Op dit moment is het dus nog maar 10 graden in mijn favoriete leesplek. Bovendien staat het er vol met planten die er overwinteren en liggen de stoelen bezaaid met van alles en nog wat. Straks, begin april en bij goed weer al eind maart, ga ik er opruimen zodat ik er in ieder weer kan gaan zitten lezen. Dan is het door de al wat sterkere ochtendzon alweer richting de 20 graden en blijft er de hele dag aangenaam.

Mijn favoriete leesplek is namelijk de serre achter het huis. Daar kan ik zeg maar van begin april tot eind september in alle rust van mijn boeken genieten. Er staat geen televisie dus daar heb ik geen last van. Lekker ongestoord lezen en doordat de serre alleen de ochtendzon heeft is het er nooit – nou ja op de ochtend na, misschien – te warm, maar juist de hele dag lekker aangenaam. Bovendien heb ik dan uitzicht op de achtertuin dus ik kan dan uit nog eens genieten van een mooi stukje – gecultiveerde – natuur.

Dus mocht je me in het voorjaar of in de zomer ’s avonds thuis zoeken, dan is de kans groot dat ik met een boek in de serre zit.

50books – vraag 2

Welk boek krijg je maar niet uitgelezen, hoe vaak je er ook aan begint?

Dat is de 2e vraag uit het 50books initiatief van @Petepel.

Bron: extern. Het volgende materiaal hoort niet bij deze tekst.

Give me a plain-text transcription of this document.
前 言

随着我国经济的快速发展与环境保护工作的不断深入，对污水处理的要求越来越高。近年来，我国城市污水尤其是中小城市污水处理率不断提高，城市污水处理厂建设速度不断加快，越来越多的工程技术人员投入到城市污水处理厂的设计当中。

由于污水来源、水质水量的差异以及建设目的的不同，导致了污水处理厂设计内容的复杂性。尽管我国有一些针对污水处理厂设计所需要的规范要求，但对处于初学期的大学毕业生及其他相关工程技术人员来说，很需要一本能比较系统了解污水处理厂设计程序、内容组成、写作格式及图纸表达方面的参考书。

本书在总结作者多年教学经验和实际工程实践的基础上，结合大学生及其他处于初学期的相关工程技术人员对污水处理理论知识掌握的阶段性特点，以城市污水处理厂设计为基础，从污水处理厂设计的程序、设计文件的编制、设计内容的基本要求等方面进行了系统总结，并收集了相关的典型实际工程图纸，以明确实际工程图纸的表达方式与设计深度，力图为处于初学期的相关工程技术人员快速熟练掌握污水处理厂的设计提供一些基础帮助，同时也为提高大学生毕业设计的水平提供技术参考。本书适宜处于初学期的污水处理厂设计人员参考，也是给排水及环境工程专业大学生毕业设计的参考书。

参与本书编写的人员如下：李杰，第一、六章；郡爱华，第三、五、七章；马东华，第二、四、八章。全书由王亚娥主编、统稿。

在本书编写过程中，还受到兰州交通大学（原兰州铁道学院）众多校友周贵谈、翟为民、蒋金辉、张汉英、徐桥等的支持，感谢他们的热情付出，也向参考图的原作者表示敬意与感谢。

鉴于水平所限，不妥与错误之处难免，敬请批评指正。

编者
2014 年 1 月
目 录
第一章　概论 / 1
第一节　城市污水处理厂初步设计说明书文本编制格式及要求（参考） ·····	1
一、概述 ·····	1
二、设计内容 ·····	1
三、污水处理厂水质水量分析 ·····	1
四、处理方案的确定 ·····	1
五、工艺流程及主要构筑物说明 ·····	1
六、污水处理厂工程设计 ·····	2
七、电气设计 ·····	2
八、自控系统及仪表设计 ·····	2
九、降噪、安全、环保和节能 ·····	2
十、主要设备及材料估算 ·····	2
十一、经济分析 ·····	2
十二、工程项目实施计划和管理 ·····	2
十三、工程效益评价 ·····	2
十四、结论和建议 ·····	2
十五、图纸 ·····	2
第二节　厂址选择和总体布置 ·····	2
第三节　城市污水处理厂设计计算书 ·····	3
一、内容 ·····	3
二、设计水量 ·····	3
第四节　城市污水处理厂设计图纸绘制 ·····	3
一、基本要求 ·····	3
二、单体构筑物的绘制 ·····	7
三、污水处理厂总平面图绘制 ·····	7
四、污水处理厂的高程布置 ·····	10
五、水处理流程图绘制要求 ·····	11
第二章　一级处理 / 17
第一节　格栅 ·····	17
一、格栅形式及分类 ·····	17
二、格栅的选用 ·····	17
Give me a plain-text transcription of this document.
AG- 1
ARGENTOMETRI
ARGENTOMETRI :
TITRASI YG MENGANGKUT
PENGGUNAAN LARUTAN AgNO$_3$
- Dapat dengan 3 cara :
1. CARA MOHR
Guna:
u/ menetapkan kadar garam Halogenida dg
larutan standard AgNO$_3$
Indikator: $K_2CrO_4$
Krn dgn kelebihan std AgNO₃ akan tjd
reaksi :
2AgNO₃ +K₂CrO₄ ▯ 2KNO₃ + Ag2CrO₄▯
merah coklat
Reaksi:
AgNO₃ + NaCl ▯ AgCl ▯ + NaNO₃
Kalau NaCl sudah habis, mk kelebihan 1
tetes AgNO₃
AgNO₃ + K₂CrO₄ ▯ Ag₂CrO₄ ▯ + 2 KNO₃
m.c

Hij zorgde bij mij voor de nodige hoofdbrekens. Verreweg de meeste boeken die ik lees, lees van ik van kaft tot kaft. Misschien dat ik een stuk of 10 boeken waar ik in ben begonnen niet heb uitgelezen. De meeste van die boeken heb ik nog steeds geen herkansing gegeven. En die paar boeken die wel een herkansing kregen, las ik met veel genoegen helemaal uit.

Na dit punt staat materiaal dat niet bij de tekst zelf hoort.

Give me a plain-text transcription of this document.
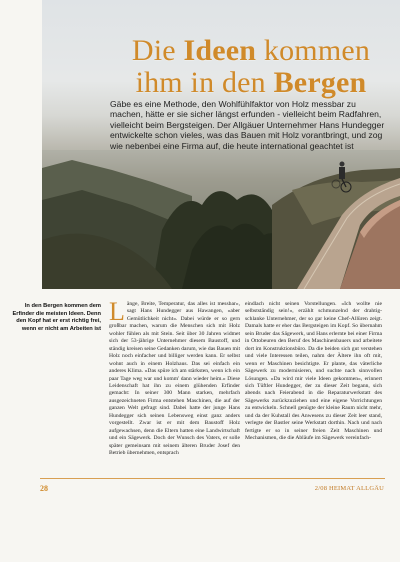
Die Ideen kommen
ihm in den Bergen
Gäbe es eine Methode, den Wohlfühlfaktor von Holz messbar zu machen, hätte er sie sicher längst erfunden - vielleicht beim Radfahren, vielleicht beim Bergsteigen. Der Allgäuer Unternehmer Hans Hundegger entwickelte schon vieles, was das Bauen mit Holz vorantbringt, und zog wie nebenbei eine Firma auf, die heute international geachtet ist
In den Bergen kommen dem Erfinder die meisten Ideen. Denn den Kopf hat er erst richtig frei, wenn er nicht am Arbeiten ist
Länge, Breite, Temperatur, das alles ist messbar«, sagt Hans Hundegger aus Hawangen, »aber Gemütlichkeit nicht«. Dabei würde er so gern großbar machen, warum die Menschen sich mit Holz wohler fühlen als mit Stein. Seit über 30 Jahren widmet sich der 53-jährige Unternehmer diesem Baustoff, und ständig kreisen seine Gedanken darum, wie das Bauen mit Holz noch einfacher und billiger werden kann. Er selbst wohnt auch in einem Holzhaus. Das sei einfach ein anderes Klima. »Das spüre ich am stärksten, wenn ich ein paar Tage weg war und komm' dann wieder heim.« Diese Leidenschaft hat ihn zu einem glühenden Erfinder gemacht: In seiner 300 Mann starken, mehrfach ausgezeichneten Firma entstehen Maschinen, die auf der ganzen Welt gefragt sind. Dabei hatte der junge Hans Hundegger sich seinen Lebensweg einst ganz anders vorgestellt. Zwar ist er mit dem Baustoff Holz aufgewachsen, denn die Eltern hatten eine Landwirtschaft und ein Sägewerk. Doch der Wunsch des Vaters, er solle später gemeinsam mit seinem älteren Bruder Josef den Betrieb übernehmen, entsprach
eindlach nicht seinen Vorstellungen. »Ich wollte nie selbstständig sein!«, erzählt schmunzelnd der drahtig-schlanke Unternehmer, der so gar keine Chef-Allüren zeigt. Damals hatte er eher das Bergsteigen im Kopf. So übernahm sein Bruder das Sägewerk, und Hans erlernte bei einer Firma in Ottobeuren den Beruf des Maschinenbauers und arbeitete dort im Konstruktionsbüro. Da die beiden sich gut verstehen und viele Interessen teilen, nahm der Ältere ihn oft mit, wenn er Maschinen besichtigte. Er plante, das väterliche Sägewerk zu modernisieren, und suchte nach sinnvollen Lösungen. »Da wird mir viele Ideen gekommen«, erinnert sich Tüftler Hundegger, der zu dieser Zeit begann, sich abends nach Feierabend in die Reparaturwerkstatt des Sägewerks zurückzuziehen und eine eigene Vorrichtungen zu entwickeln. Schnell genügte der kleine Raum nicht mehr, und da der Kuhstall des Anwesens zu dieser Zeit leer stand, verlegte der Bastler seine Werkstatt dorthin. Nach und nach fertigte er so in seiner freien Zeit Maschinen und Mechanismen, die die Abläufe im Sägewerk vereinfach-
28	2/08 HEIMAT ALLGÄU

Dat maakt het beantwoorden van deze vraag lastig want het tweede deel van de vraag maakt dat die boeken die ik slechts eenmaal las afvallen. Ik had al een keuze gemaakt uit een van de boeken waarin ik slechts een enkele poging waagde toen mij te binnen schoot dat er toch een boek was waar ik daadwerkelijk meerdere keren aan was begonnen en dat ik desondanks toch niet van kaft tot kaft uitgelezen kreeg. Nee, in drie pogingen bleef ik uiteindelijk iets voorbij de helft hangen.

Dat boek is dus mijn antwoord op vraag 2: De hut van Oom Tom van Harriet Beecher Stowe uit 1852. Toen ik eraan begon dacht ik nog dat het boek me geweldig aan zou moeten spreken. Geschiedenis, engagement, een boek waarvan wordt beweerd dat het daadwerkelijk invloed had op de geschiedenis van de Verenigde Staten, een thematiek die nog steeds actueel is – in mijn uitgave van het boek uit 1991 staat een nawoord waarin de 19e eeuwse situatie in Amerika wordt vergeleken met die van het 20e eeuwse Zuid-Afrika.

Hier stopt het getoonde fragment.